After a three year hiatus due to COVID, the Michael Argetsinger Motorsports Conference, held at the legendary Watkins Glen International, was back. I had the opportunity to present my current-but-still-very-much-in-its-early-stage project focused on women who participate in autocross. It was a two-day conference, with a variety of presentations conducted via Zoom, in-person, and of the hybrid variety. The topics were varied, ranging from very detailed looks at a certain aspect of motorsports, in-depth examinations of the famous and obscure in motorsports history, as well as investigations of racing through the lens of popular culture. My presentation was the last of the last day, followed by a roundtable on women in motorsports. It was an exhausting two days, but I was able to catch up with scholars I have met on previous occasions as well as meet and connect with others in the field. The conference was well attended and live streamed. It was an excellent venue in which to present new work and get important feedback.
My own presentation went pretty well, my clumsy oral skills notwithstanding. The responses were primarily positive and I received a number of helpful suggestions. The audience was composed primarily of older white men, which is a microcosm of the motorsports academic community. While there were a number of female speakers, there was only one other presentation in which women in motorsports was the focus.
As a female who writes about women and automobiles from a decidedly feminist perspective, I often feel that the mostly male audience just doesn’t get it. Women’s experience with cars differs greatly from that of men, which I attempt to address in all of my work. While men tend to look at motorsports as a masculine competition, with the ultimate objective of taking home the grand prize, women often look beyond the contest to consider other aspects of the event. In the autocross project, as I discovered, the primary focus was on camaraderie; the competition was, in fact, a means to a broader and more rewarding experience. As one of the women interviewed expressed, ‘without the community it’s just driving fast around cones.’ But as I have noted, it is often difficult for those who have always looked at motorsports from the dominant male frame of reference to consider alternative perspectives. The men in the audience appeared quite puzzled as they looked at photographs of women joyfully joining together before and after each run. I’m sure ‘but where are the cars?’ was a question they repeatedly asked themselves during the presentation.
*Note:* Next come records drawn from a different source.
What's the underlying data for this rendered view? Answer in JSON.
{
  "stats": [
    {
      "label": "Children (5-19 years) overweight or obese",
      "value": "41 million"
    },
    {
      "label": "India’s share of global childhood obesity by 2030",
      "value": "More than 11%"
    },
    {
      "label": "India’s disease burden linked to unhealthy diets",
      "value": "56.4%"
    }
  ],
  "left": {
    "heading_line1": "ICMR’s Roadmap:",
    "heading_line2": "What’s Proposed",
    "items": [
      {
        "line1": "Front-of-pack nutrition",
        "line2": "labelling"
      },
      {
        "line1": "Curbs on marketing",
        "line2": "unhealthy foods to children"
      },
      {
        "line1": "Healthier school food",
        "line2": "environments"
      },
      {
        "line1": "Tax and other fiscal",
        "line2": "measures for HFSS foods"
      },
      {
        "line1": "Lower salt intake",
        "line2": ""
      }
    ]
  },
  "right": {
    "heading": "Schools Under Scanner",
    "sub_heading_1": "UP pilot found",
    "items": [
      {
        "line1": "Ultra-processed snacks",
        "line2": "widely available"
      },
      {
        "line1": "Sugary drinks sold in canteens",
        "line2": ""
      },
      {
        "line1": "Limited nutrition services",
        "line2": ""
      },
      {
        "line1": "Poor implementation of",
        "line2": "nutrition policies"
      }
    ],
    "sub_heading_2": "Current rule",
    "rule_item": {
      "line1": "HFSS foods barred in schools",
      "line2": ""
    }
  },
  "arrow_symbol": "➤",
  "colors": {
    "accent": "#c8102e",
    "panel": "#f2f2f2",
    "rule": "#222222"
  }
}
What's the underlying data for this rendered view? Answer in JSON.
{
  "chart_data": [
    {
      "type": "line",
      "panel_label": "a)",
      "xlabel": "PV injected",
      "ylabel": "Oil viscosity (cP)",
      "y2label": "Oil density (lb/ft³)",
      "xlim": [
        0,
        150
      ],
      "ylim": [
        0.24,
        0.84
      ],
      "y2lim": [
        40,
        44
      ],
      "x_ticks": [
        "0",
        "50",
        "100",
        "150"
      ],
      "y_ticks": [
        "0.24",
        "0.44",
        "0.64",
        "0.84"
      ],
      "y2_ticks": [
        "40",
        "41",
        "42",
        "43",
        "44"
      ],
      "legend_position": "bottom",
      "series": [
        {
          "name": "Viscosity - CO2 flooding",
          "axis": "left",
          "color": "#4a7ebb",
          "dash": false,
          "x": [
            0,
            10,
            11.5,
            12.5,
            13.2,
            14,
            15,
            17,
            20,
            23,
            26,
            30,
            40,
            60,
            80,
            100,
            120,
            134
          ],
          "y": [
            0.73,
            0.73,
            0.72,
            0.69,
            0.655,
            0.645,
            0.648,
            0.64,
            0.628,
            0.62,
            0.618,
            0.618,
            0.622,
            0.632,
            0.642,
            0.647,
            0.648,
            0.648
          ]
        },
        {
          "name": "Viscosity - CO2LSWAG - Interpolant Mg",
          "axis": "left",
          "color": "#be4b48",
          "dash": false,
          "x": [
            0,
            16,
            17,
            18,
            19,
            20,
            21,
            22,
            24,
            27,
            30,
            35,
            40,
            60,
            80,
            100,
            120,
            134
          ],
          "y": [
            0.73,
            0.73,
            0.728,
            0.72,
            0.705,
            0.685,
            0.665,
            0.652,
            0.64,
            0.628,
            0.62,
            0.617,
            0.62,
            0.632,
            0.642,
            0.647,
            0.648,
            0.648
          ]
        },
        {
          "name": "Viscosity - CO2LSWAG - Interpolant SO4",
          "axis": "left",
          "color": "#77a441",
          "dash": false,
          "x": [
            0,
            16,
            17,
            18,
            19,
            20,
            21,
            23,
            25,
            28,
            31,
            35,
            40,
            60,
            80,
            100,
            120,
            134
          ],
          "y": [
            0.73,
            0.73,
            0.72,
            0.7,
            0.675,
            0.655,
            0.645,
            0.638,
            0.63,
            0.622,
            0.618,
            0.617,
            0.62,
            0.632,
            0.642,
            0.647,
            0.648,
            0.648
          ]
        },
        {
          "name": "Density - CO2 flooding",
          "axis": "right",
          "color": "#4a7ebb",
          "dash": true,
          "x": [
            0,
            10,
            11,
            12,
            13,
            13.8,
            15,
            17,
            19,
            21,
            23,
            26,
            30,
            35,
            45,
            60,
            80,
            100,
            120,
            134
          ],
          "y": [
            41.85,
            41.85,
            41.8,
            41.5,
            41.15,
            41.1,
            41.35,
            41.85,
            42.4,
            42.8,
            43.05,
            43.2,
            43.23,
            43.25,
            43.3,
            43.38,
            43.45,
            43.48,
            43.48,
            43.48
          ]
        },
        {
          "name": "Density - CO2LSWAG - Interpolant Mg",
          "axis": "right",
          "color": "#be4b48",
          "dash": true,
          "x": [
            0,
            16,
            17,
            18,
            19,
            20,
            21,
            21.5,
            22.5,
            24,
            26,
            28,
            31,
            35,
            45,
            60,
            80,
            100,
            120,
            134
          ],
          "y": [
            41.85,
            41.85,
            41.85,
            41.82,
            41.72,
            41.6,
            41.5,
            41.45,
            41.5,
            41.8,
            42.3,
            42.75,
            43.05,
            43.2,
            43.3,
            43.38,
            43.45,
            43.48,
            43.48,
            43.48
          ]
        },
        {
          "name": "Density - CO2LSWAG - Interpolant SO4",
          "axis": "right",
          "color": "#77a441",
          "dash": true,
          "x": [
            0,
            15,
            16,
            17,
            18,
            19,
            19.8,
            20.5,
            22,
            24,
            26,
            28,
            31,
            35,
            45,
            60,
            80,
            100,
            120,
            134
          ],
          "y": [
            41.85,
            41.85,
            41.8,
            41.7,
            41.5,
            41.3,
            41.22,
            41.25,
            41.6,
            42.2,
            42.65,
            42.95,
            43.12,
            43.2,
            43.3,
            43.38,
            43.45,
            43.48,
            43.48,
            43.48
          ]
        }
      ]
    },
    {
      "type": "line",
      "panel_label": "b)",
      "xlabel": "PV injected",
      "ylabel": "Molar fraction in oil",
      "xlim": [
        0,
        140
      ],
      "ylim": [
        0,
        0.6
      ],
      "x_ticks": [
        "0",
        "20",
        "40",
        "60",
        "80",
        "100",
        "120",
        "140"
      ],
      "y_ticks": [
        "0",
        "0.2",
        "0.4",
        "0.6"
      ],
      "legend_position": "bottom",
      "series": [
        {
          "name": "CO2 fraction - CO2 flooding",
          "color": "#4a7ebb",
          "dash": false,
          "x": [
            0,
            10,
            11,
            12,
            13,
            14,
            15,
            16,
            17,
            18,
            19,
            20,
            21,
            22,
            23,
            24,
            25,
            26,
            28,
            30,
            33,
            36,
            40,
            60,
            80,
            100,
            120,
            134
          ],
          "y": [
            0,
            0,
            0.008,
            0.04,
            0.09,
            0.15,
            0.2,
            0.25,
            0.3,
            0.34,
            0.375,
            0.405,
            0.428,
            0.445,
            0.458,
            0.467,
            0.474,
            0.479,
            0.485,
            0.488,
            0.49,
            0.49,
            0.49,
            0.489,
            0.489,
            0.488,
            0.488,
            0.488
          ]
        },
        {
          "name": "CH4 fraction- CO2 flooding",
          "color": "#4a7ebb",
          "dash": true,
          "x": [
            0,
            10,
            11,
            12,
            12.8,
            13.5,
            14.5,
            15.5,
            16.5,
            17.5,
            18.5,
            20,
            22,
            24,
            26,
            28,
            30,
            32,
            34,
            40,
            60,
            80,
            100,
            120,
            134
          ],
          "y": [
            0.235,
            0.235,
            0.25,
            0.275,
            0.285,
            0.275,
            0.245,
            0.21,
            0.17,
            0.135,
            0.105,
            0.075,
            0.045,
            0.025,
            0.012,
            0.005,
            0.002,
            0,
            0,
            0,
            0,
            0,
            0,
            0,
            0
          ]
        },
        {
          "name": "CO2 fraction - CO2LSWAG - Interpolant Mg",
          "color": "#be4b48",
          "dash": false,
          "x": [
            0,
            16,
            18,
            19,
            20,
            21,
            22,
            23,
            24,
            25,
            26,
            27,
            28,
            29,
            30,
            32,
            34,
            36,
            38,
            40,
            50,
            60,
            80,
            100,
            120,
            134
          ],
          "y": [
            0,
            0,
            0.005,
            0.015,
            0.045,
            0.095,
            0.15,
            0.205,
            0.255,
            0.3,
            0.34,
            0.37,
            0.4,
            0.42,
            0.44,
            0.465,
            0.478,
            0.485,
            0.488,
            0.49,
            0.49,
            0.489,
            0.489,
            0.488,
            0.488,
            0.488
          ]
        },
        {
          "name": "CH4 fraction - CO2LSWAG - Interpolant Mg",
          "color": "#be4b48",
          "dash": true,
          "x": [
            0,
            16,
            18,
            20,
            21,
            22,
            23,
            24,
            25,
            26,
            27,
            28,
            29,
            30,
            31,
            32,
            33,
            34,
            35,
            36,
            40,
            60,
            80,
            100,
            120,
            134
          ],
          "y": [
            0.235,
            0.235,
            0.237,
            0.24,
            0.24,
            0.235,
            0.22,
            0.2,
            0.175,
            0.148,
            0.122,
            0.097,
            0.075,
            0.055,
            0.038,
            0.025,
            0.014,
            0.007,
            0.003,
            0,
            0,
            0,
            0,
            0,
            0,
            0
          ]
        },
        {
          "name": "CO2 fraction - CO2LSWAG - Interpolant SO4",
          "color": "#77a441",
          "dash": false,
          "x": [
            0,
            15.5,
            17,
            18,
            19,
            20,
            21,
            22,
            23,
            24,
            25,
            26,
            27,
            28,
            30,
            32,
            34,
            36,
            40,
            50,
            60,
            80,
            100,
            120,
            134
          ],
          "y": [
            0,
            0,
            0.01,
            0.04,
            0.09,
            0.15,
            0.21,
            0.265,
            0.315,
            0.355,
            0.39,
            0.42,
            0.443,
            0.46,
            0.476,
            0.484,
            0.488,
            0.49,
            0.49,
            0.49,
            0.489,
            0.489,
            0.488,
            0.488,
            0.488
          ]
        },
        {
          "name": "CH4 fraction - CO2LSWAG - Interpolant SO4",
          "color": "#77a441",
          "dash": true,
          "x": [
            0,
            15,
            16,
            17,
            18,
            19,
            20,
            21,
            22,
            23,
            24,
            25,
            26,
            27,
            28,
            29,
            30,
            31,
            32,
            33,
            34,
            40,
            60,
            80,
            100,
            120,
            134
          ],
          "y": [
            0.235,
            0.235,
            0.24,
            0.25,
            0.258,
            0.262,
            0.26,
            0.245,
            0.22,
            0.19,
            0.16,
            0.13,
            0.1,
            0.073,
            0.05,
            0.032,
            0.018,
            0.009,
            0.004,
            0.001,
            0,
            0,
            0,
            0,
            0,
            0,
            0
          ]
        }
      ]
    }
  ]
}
The lack of male understanding became especially evident in the roundtable that concluded the conference. The roundtable started off fairly well; the initial discussion focused on the state of women in motorsports scholarship, a topic very much in need of attention. However, when the microphone was turned over to the audience for comments, it quickly devolved into men telling women what they should write about. While some of the comments had merit, many were downright dreadful. The most egregious suggestions included an inquest into the wives of male racing legends, an in-depth examination of Linda Vaughn, the infamous ‘Miss Hurst Golden Shifter,’ and my personal favorite [not], a survey of women in automotive advertising, with the recommended and cringeworthy title ‘Broads on Buicks.’ Yikes. As it turns out, the attitudes of men who write about motorsports are not much different than those women encounter each weekend at the track.
While I was somewhat frustrated in my attempts to get through to some audience members, I believe that the conference was ultimately a success. I was able to partake in a lively conference in a unique in an inspiring setting; I had the occasion to take in new and important motorsports research; I had the chance to network and connect with renown scholars and historians in the field; and had the opportunity to present my own research and perhaps change some minds about the role of women in motorsports. All in all not a bad weekend.